= Ecological validity (perception) =

Term used to describe a cue's informativeness in perception

The concept of ecological validity was proposed by psychologist Egon Brunswik as part of the Brunswik lens model.

== Definition ==
Egon Brunswik defined the term ecological validity in the 1940s to describe a cue's informativeness. The ecological validity of a sensory cue in perception is the regression weight the cue X (something an organism might be able to measure from the proximal stimulus) in predicting a property of the world Y (some aspect of the distal stimulus). The "ecological validity" of X1 is its multiple regression weight when Y is regressed on X1, X2, and X3. For example, the color of a banana is a cue that indicates whether the banana is ripe. This particular cue has high ecological validity because a banana's ripeness is highly correlated with its color. By contrast, the presence of a sticker on the banana is a cue with an ecological validity close to 0, if (as seems likely) ripe and unripe bananas (in a fruit bowl, say) are equally likely to have stickers on them.

The concept of ecological validity is closely related to likelihood in Bayesian statistical inference and to cue validity in statistics.

== Role in a representative design ==

Brunswik's concept of ecological validity is tied to his concept of representative design. In a representative design, the variances and correlations of some dependent variable Y and independent variables X1, X2, and X3 match their values in some specific real-world ecology.

Quoting Hammond,
"'Generalizability of results concerning... the variables involved [in the experiment] must remain limited unless the range, but better also the distribution... of each variable, has been made representative of a carefully defined set of conditions' (1956, p. 53). Brunswik's admonition regarding the representativeness of the formal aspects of the conditions of experiments also includes the (ecological) intercorrelation among the independent variables in the experiment, thus challenging the typical factorial design in which variables are set in orthogonal relation to one another."

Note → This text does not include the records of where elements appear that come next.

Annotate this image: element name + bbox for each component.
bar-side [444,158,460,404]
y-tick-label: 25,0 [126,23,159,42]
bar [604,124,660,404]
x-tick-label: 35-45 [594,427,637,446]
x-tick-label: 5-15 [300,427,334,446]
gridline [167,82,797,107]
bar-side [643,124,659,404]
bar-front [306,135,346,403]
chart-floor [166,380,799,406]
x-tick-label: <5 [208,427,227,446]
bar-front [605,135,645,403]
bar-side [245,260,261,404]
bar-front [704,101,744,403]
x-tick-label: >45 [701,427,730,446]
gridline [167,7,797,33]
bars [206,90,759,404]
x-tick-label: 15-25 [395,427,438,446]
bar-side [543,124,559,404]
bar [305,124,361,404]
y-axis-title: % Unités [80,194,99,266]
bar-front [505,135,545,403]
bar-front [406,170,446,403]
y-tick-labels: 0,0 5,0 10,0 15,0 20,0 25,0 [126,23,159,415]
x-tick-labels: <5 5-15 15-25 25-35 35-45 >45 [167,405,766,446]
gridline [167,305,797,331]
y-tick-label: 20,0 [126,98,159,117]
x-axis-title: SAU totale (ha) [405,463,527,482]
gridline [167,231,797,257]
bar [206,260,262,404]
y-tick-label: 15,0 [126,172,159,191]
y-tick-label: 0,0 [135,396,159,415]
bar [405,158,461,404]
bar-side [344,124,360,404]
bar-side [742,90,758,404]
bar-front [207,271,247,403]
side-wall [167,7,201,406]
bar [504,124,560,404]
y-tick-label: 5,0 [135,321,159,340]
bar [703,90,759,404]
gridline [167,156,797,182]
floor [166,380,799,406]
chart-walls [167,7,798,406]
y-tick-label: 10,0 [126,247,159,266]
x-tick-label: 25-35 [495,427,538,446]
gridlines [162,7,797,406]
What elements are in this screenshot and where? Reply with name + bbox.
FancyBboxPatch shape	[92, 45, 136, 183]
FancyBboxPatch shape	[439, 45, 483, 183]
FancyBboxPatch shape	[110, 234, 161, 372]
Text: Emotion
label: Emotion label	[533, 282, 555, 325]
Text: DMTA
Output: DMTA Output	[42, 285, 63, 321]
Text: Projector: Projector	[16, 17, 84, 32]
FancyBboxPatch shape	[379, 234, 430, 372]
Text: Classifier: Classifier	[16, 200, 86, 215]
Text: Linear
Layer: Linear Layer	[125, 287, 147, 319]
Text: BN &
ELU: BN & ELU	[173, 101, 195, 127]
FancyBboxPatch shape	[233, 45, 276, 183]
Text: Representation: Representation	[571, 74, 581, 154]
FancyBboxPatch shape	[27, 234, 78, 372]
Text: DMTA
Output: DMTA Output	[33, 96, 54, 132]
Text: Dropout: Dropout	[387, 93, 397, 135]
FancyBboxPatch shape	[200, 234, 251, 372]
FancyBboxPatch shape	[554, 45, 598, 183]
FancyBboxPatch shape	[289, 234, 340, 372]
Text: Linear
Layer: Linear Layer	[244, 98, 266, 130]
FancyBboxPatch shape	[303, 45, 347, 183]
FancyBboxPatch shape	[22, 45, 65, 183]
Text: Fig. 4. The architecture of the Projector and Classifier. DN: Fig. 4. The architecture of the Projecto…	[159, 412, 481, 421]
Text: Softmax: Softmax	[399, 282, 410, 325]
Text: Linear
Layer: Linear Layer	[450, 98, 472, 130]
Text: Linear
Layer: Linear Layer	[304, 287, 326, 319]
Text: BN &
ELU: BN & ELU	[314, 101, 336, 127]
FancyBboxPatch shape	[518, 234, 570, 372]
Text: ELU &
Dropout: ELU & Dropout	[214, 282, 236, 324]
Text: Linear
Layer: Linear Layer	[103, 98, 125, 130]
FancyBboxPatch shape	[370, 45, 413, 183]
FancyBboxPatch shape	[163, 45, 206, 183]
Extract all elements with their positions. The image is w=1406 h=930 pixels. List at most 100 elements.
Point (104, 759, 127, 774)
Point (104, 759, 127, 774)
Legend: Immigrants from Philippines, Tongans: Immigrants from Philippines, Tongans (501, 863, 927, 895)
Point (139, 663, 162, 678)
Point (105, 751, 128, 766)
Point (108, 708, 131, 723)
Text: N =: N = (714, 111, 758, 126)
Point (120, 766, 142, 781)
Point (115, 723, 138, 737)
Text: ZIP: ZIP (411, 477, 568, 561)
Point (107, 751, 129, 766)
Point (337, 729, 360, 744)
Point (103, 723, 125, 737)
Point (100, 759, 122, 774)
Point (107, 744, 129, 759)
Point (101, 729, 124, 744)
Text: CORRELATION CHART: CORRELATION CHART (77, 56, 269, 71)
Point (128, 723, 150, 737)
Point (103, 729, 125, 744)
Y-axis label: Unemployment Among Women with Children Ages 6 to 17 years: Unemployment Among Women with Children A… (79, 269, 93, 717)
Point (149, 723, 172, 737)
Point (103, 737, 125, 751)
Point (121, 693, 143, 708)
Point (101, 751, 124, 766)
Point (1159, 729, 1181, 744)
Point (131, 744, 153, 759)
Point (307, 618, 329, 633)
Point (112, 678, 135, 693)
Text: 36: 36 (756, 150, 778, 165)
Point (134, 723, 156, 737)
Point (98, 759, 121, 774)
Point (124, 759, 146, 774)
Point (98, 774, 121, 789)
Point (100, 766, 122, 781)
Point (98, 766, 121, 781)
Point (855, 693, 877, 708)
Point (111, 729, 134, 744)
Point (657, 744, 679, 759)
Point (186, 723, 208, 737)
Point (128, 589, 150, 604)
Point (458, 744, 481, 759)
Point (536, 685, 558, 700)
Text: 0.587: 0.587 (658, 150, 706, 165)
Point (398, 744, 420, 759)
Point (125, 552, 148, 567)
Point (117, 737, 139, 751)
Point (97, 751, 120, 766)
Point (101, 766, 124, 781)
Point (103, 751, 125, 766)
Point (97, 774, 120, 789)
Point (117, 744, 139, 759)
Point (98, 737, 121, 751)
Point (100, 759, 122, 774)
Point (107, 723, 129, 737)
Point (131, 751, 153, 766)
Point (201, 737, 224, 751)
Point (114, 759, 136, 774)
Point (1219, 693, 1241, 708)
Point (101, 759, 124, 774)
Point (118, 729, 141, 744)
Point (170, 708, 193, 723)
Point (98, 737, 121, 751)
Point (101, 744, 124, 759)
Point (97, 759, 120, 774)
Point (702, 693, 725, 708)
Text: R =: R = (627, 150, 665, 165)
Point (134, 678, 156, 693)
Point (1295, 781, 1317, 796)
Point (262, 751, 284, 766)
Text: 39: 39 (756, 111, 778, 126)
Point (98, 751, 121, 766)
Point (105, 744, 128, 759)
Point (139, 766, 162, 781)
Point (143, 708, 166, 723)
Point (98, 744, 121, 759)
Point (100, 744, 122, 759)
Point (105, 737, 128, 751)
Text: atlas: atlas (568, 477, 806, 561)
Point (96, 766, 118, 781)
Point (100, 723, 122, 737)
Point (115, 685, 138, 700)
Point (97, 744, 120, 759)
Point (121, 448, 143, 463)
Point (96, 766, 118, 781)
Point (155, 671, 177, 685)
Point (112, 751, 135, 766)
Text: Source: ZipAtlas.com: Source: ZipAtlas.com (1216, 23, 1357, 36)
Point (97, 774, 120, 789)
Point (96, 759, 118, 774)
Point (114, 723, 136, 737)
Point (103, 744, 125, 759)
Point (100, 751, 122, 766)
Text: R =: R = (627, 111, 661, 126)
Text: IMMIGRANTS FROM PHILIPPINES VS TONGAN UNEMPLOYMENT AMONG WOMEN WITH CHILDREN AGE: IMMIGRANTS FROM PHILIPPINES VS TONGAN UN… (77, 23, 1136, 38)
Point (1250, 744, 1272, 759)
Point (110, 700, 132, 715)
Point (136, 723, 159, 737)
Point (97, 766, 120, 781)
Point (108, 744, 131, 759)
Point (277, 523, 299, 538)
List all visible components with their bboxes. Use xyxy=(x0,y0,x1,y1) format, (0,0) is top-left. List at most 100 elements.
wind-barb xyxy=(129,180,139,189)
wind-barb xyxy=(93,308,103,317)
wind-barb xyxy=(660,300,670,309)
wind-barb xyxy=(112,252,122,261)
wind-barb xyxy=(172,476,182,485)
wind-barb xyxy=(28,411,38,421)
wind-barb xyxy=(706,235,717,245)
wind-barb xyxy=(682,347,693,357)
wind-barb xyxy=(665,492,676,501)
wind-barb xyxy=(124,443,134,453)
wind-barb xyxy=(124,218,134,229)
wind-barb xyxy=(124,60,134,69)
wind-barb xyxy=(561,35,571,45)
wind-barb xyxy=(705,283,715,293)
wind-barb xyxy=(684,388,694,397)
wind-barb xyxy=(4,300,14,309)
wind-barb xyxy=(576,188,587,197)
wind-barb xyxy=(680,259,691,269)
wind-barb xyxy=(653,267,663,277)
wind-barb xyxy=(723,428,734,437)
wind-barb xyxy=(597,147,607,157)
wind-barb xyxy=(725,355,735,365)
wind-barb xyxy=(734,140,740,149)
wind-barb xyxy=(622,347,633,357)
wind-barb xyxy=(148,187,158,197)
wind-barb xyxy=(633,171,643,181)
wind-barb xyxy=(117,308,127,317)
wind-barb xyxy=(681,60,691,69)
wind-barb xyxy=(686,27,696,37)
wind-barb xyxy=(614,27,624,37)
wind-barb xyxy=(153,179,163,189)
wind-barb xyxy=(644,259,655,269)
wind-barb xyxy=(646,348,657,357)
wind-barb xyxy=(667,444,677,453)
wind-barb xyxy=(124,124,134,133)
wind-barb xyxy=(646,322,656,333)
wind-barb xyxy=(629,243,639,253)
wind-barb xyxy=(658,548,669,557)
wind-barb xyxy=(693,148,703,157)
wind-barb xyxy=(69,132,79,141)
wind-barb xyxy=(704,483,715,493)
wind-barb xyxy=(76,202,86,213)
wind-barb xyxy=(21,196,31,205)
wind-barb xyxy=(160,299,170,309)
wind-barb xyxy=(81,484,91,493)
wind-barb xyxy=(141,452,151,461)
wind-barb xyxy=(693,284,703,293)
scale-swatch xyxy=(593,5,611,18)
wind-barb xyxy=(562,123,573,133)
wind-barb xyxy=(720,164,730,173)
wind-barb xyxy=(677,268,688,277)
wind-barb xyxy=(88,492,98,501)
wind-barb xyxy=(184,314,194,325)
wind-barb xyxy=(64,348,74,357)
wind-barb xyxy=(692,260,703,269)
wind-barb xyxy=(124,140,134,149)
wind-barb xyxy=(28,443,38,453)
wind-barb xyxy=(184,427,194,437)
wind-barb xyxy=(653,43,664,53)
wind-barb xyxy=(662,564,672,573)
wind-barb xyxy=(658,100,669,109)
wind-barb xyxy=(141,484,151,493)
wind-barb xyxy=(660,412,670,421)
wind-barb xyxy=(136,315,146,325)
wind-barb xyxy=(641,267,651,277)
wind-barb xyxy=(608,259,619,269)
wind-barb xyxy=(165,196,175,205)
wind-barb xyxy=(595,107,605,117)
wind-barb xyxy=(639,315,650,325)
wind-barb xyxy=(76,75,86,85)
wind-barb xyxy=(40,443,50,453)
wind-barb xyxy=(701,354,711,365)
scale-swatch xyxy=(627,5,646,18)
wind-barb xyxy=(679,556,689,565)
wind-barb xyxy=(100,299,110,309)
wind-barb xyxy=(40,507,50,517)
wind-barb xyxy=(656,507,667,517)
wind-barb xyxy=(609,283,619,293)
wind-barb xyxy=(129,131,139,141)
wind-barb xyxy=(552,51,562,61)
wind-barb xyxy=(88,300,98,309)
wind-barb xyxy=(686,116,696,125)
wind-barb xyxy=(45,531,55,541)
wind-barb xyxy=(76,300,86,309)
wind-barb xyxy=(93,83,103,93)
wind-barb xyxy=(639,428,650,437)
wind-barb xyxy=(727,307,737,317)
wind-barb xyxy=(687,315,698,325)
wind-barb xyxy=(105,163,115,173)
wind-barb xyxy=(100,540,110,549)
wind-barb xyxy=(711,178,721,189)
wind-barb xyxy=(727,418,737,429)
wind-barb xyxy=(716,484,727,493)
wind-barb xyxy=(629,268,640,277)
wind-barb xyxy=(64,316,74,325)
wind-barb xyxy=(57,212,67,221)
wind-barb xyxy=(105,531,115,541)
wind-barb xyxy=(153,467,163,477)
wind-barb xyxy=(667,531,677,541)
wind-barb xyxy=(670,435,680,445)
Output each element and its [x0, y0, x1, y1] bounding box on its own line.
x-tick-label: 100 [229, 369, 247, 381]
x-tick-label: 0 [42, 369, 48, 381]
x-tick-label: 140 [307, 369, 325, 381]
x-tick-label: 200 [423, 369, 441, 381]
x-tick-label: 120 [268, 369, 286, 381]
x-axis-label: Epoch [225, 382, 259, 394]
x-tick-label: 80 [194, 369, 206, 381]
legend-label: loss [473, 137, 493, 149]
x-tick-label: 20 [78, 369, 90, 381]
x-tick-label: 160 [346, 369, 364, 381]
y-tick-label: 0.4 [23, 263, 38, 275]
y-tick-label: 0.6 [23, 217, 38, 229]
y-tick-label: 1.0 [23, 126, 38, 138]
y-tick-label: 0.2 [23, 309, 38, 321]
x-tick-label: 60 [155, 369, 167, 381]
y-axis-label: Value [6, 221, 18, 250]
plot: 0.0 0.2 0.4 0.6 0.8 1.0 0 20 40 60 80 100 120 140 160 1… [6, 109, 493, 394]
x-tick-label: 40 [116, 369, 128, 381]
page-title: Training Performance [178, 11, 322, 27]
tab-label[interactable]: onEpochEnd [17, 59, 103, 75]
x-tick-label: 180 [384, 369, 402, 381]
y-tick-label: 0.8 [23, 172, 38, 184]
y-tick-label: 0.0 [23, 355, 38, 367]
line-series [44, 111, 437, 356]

To understand why the ecological validity of a cue will change if the design is not representative, consider two admissions officers, at schools A and B. School A is a highly selective university and B is a nonselective college. Admissions officers at A and B may learn to predict freshman grade-point average – GPA – (Y) of applicants to their respective colleges on the basis of applicants' high school GPA (X1), ACT test score (X2), and a rating of the quality of the student's essay on a 1 to 5 scale (X3). Because, in multiple regression, the weights of X1, X2, and X3 depend on their correlations and their variances, one would likely find very different regression weight (and therefore ecological validity of X1) of applicants at A versus B.

Brunswik believed that people learn over time to weight cues that will predict the criterion Y in a particular environment where they operate and receive feedback. If, in a particular environment where the judge normally operates, X1 and X2 are highly related, one can learn to predict Y using a subset of the cues to predict the criterion without loss of accuracy. But if the same person is put in a new situation with different ranges of the cues and different correlations among them, performance in predicting the criterion will suffer. This is similar to saying that Admissions officer A might have a hard time using what she had learned from experience at her selective employer if now attempting to predict freshman GPAs of applicants at B's university. Brunswik believed similar problems arise when researchers create experiments where the independent variables are not distributed in a way that matches the participants' local environments—for example, by making independent variables uncorrelated or by holding all but one variable constant.

== Common uses of the term ==
Brunswik's students have written that the now-common use of ecological validity to describe a type of experimental validity was a corruption of his original terminology. Social scientists routinely refer to the ecological validity of an experiment as a rough synonym to Aronson and Carlsmith's (1968) concept of the mundane realism of the experimental procedures—mundane realism refers to the extent to which the experimental situation is similar to situations people are likely to encounter outside of the laboratory. Hammond published a detailed critique of this misuse (1998). Another common misuse of ecological validity is as a synonym for external validity.